Less Pressure

Law School Considers Pass-Fail

In a surprising move, the Michelman Committee, a student-faculty panel reviewing education at the Law School, yesterday submitted a proposal to the faculty recommending that students be graded pass-fail in their first semester.

"Receipt of first-year grades can lend to the first year a layer of tension and competitiveness intense enough to detract from the educational process," the report states.

"This is almost a revolutionary recommendation." Jeffrey P. Smith, a representative to the Law School Council said yesterday. "Any reform at the Law School moves really slowly, because it is so steeped in tradition," he added.

In calling for pass-fail grades, the report rejected arguments that letter grades were necessary to motivate students or to give them an indication of how they were performing academically.

Many students at the Law School view the recommendation as a compromise.
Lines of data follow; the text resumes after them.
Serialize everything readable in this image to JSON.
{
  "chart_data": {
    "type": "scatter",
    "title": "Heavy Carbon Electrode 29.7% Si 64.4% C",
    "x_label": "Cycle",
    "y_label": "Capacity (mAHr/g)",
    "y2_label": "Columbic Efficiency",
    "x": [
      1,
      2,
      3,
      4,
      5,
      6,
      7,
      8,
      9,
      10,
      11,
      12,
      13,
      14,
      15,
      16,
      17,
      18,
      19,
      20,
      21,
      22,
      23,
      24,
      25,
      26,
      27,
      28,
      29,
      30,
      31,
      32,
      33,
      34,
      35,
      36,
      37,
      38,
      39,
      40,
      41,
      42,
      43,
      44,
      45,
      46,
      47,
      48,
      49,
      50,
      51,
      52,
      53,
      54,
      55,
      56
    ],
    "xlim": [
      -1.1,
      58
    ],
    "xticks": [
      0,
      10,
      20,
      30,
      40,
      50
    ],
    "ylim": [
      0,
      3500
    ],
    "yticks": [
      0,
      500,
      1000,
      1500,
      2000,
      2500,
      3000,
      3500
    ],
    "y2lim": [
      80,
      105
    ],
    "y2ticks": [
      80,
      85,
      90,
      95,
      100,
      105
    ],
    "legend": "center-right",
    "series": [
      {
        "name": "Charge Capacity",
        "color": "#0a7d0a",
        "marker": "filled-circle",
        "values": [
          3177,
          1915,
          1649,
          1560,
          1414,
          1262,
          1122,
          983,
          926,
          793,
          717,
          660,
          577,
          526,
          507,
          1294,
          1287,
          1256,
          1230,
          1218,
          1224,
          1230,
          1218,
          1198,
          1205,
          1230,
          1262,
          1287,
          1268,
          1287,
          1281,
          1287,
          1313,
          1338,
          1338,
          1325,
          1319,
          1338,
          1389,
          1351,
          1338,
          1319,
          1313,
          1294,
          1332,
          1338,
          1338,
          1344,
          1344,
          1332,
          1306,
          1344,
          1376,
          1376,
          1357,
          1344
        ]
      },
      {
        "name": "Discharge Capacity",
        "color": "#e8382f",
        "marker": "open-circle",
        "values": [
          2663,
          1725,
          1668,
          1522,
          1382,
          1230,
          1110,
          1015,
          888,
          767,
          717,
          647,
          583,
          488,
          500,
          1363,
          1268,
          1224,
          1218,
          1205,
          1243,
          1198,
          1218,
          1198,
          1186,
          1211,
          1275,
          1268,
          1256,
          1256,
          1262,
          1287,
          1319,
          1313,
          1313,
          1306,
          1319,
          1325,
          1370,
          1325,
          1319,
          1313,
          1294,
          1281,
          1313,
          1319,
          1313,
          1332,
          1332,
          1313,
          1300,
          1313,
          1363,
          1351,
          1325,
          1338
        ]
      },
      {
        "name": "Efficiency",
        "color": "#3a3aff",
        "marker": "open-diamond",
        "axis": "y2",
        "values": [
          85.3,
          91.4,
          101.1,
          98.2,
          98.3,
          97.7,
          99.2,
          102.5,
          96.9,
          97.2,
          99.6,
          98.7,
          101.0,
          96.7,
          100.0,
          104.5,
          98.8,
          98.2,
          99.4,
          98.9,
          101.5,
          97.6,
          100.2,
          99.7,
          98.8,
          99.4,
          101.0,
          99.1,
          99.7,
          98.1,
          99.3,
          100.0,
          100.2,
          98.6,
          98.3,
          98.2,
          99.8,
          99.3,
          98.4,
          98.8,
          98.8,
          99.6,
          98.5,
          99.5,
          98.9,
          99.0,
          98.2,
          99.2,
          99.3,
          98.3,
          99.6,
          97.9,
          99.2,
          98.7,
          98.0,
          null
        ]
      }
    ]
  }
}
The committee narrowly rejected a proposal that recommended making grades pass-fail for the whole first year, despite student support.


Albert M. Sacks, dean of the Law School, who has opposed full-year pass-fail grading in the past, said this week, "If there is a case for pass-fail it is a good deal greater for the first semester than for the second."

A member of the Michelman Committee who asked not to be identified, said yesterday. "If you go to pass-fail grading for the full year, you would increase the pressure, because people do not know how they are doing."

Charlotte A. Lowell, President of the Dorm Council, said yesterday. "This is obviously a compromise," and added. "Hopefully, the Law School will start with this and go on to pass-fail grading for the first year."

The report, which the faculty will vote on in several weeks, also recommends that grades be given to the Harvard Law Review only at the "affirmative request of the student concerned." Grades, which are crucial factor in the Review's selection process, are now given to the publication automatically at the end of the first year.

Mark B. Helm '78, president of the Law Review, said this week that the proposal would "seriously inconvenience" the Review. "From the point of view of the first-year class, this won't reduce pressure, but will only inconvenience students."

The Law School Council voted last night to approve the committee's recommendation on the Law Review. Smith said.

Most of the 48-page report is devoted to increasing feedback to students about their "academic progress." In this area, the report recommends greater use of written exercises and increased hiring of student teaching assistants.